# [OT] OMG! I Can post!



## TalonComics (Sep 8, 2002)

Hey all,

Long time no see!
The good news I can see the posts... the bad news it took something bad happening to my harddrive to fix it. 

Currently I'm on my secondary HD with no email at all but I can see the message boards. I'm in the process of getting my HD fixed so I should be back to normal later today. I'm on a Mac so if any of you know anything about that currently the only way to reach me is thru AIM. My AIM address is: Talon CnG

~Derek


----------



## Talath (Sep 8, 2002)

Nice to have you back Talon


----------



## Darkness (Sep 8, 2002)

Good to see you, Derek! How are you? I hope that things are starting to get better for you!


----------



## TalonComics (Sep 8, 2002)

Hmmm... Yeah, over all things are getting better except for this computer problem. :/

I'm around and getting things caught up. Just trying to get the stress taken care of.

~D


----------



## DM_Matt (Sep 8, 2002)

Wanna detail your computer problems in a post so that we can all take a crack at solving them?


----------



## TalonComics (Sep 8, 2002)

Okay, sure... I'm on a Mac using OS 10.2...

I booted up system 9.2 off of another hard drive and when I tried to switch back to my main hard drive it would no longer mount. When I use Disk Utility the drive is there but can't be mounted. When I scan the HD it says:
Checking HFS Plus volume.
Checking Extents Overflow file.
Checking Catalog file.
Invalid catalog record type

When I try to repair it it doesn't repair.

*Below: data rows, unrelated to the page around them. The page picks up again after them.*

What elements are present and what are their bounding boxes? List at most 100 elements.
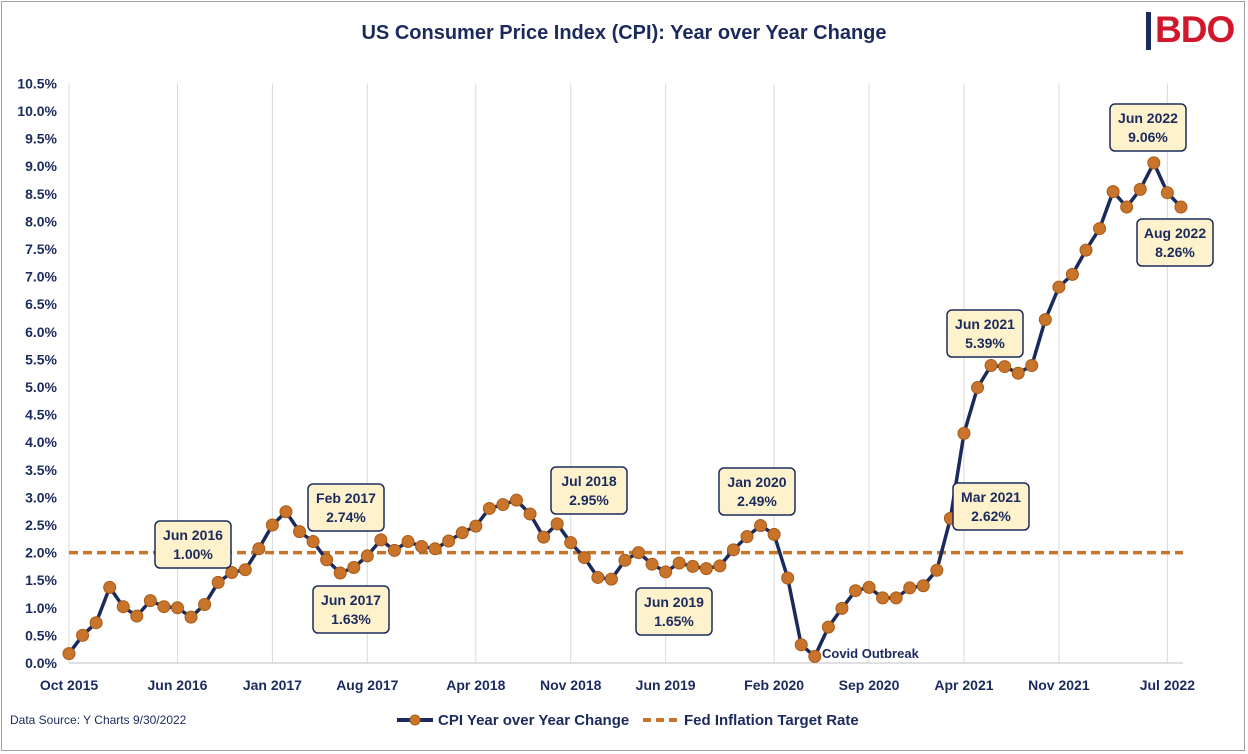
annotation-jun2021: Jun 2021 5.39%	[946, 309, 1024, 358]
y-tick-label: 4.0%	[25, 434, 57, 450]
cpi-data-point	[455, 526, 469, 540]
cpi-data-point	[930, 563, 944, 577]
cpi-data-point	[333, 566, 347, 580]
annotation-date: Jul 2018	[561, 473, 616, 489]
y-tick-label: 4.5%	[25, 407, 57, 423]
cpi-data-point	[971, 381, 985, 395]
cpi-data-point	[238, 563, 252, 577]
x-tick-label: Aug 2017	[336, 677, 398, 693]
cpi-data-point	[170, 601, 184, 615]
cpi-data-point	[306, 535, 320, 549]
cpi-data-point	[103, 580, 117, 594]
y-tick-label: 8.5%	[25, 186, 57, 202]
cpi-data-point	[225, 565, 239, 579]
annotation-date: Aug 2022	[1144, 225, 1206, 241]
annotation-date: Mar 2021	[961, 489, 1021, 505]
cpi-data-point	[1038, 313, 1052, 327]
cpi-data-point	[1093, 222, 1107, 236]
y-tick-label: 6.0%	[25, 324, 57, 340]
annotation-value: 2.62%	[971, 508, 1011, 524]
annotation-jun2019: Jun 2019 1.65%	[635, 587, 713, 636]
cpi-data-point	[442, 534, 456, 548]
cpi-data-point	[645, 557, 659, 571]
cpi-data-point	[157, 600, 171, 614]
cpi-data-point	[1160, 186, 1174, 200]
y-tick-label: 9.0%	[25, 158, 57, 174]
legend-target-label: Fed Inflation Target Rate	[684, 712, 859, 729]
cpi-data-point	[808, 649, 822, 663]
annotation-box	[1109, 103, 1187, 152]
cpi-data-point	[482, 501, 496, 515]
legend-cpi-marker	[409, 714, 421, 726]
x-tick-label: Apr 2018	[446, 677, 505, 693]
cpi-data-point	[889, 591, 903, 605]
y-tick-label: 0.5%	[25, 627, 57, 643]
cpi-data-point	[320, 553, 334, 567]
cpi-data-point	[998, 360, 1012, 374]
x-tick-label: Jun 2016	[148, 677, 208, 693]
y-tick-label: 0.0%	[25, 655, 57, 671]
x-tick-label: Jan 2017	[243, 677, 302, 693]
y-tick-label: 6.5%	[25, 296, 57, 312]
cpi-data-point	[1079, 243, 1093, 257]
cpi-data-point	[89, 616, 103, 630]
cpi-data-point	[754, 519, 768, 533]
annotation-value: 2.95%	[569, 492, 609, 508]
x-tick-label: Feb 2020	[744, 677, 804, 693]
legend-cpi-label: CPI Year over Year Change	[438, 712, 629, 729]
data-source-note: Data Source: Y Charts 9/30/2022	[10, 713, 187, 727]
bdo-logo: BDO	[1143, 8, 1245, 50]
cpi-series-line	[67, 161, 1183, 659]
annotation-jun2016: Jun 2016 1.00%	[154, 520, 232, 569]
annotation-date: Feb 2017	[316, 490, 376, 506]
annotation-value: 2.74%	[326, 509, 366, 525]
cpi-data-point	[62, 647, 76, 661]
annotation-box	[718, 467, 796, 516]
cpi-data-point	[672, 556, 686, 570]
annotation-date: Jun 2022	[1118, 110, 1178, 126]
cpi-data-point	[591, 570, 605, 584]
y-tick-label: 2.5%	[25, 517, 57, 533]
cpi-data-point	[1025, 358, 1039, 372]
cpi-data-point	[1011, 366, 1025, 380]
cpi-data-point	[401, 535, 415, 549]
annotation-value: 1.65%	[654, 613, 694, 629]
y-tick-label: 10.5%	[17, 75, 57, 91]
cpi-data-point	[360, 549, 374, 563]
cpi-data-point	[767, 527, 781, 541]
cpi-data-point	[821, 620, 835, 634]
cpi-data-point	[862, 580, 876, 594]
cpi-data-point	[374, 533, 388, 547]
y-tick-label: 2.0%	[25, 545, 57, 561]
x-tick-label: Apr 2021	[934, 677, 993, 693]
cpi-data-point	[116, 600, 130, 614]
cpi-data-point	[726, 543, 740, 557]
annotation-value: 9.06%	[1128, 129, 1168, 145]
x-tick-label: Nov 2018	[540, 677, 602, 693]
cpi-data-point	[523, 507, 537, 521]
cpi-data-point	[564, 536, 578, 550]
annotation-date: Jan 2020	[727, 474, 786, 490]
annotation-aug2022: Aug 2022 8.26%	[1136, 218, 1214, 267]
annotation-jun2022: Jun 2022 9.06%	[1109, 103, 1187, 152]
cpi-data-point	[740, 530, 754, 544]
y-tick-label: 9.5%	[25, 131, 57, 147]
annotation-value: 1.00%	[173, 546, 213, 562]
y-tick-label: 3.5%	[25, 462, 57, 478]
annotation-box	[312, 585, 390, 634]
annotation-box	[154, 520, 232, 569]
cpi-data-point	[1106, 185, 1120, 199]
annotation-box	[946, 309, 1024, 358]
cpi-data-point	[984, 358, 998, 372]
x-tick-label: Oct 2015	[40, 677, 99, 693]
cpi-data-point	[509, 493, 523, 507]
cpi-data-point	[279, 505, 293, 519]
y-tick-label: 10.0%	[17, 103, 57, 119]
cpi-data-point	[265, 518, 279, 532]
cpi-data-point	[618, 553, 632, 567]
cpi-data-point	[848, 584, 862, 598]
cpi-data-point	[876, 591, 890, 605]
annotation-box	[307, 483, 385, 532]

Norton Ultilities isn't compatible with 10.2. 

~D


----------



## Piratecat (Sep 8, 2002)

Welcome back, buddy!

I'll slide this over to meta.


----------



## Wicht (Sep 8, 2002)

Hey Derek, good to see you back here


----------



## Mark (Sep 8, 2002)

WB, TC!


----------



## LcKedovan (Sep 8, 2002)

Welcome back Derek! I'd love to help but I'm a PC not a Mac dude :|. Good luck though!

-Will


----------



## Wolf72 (Sep 8, 2002)

ARRRRROOOOOOOOOOOOO!!!!!!!!!!!!!!!!!!!!!!!!!!!!!!!!


----------



## Crothian (Sep 8, 2002)

Glad to see you back, Derek.


----------



## Morrus (Sep 8, 2002)

Great to see you back, Derek!  If there's anything I can do to help you out (in a general sense), let me know!


----------



## Horacio (Sep 9, 2002)

Welcome back, Derek!!!!


----------



## Henry (Sep 9, 2002)

I'm afraid I have no help for your problem, but would a "welcome back, friend!" message hurt?


----------



## Maldur (Sep 10, 2002)

Cant help you with your Mac. But welcome back!


----------



## Eridanis (Sep 10, 2002)

TalonComics said:
			
		

> *Okay, sure... I'm on a Mac using OS 10.2...
> 
> I booted up system 9.2 off of another hard drive and when I tried to switch back to my main hard drive it would no longer mount. When I use Disk Utility the drive is there but can't be mounted. When I scan the HD it says:
> Checking HFS Plus volume.
> ...




Derek -

Can you boot from the 9.2 CD? And can you see the OS X drive with it? If so, try running Disk First Aid from there.

Also, WRT Norton Utilities, do you have the latest version, 7.0? I know it supports up to 10.1.5, not sure about 10.2 compatibility, but I wouldnt see a problem booting from the Utilities 7.0 disk.


----------



## tennyson (Sep 10, 2002)

.


----------



## Cedric (Sep 11, 2002)

> I'm on a Mac




That's your problem...seriously though, good to have you back. 

Cedric


----------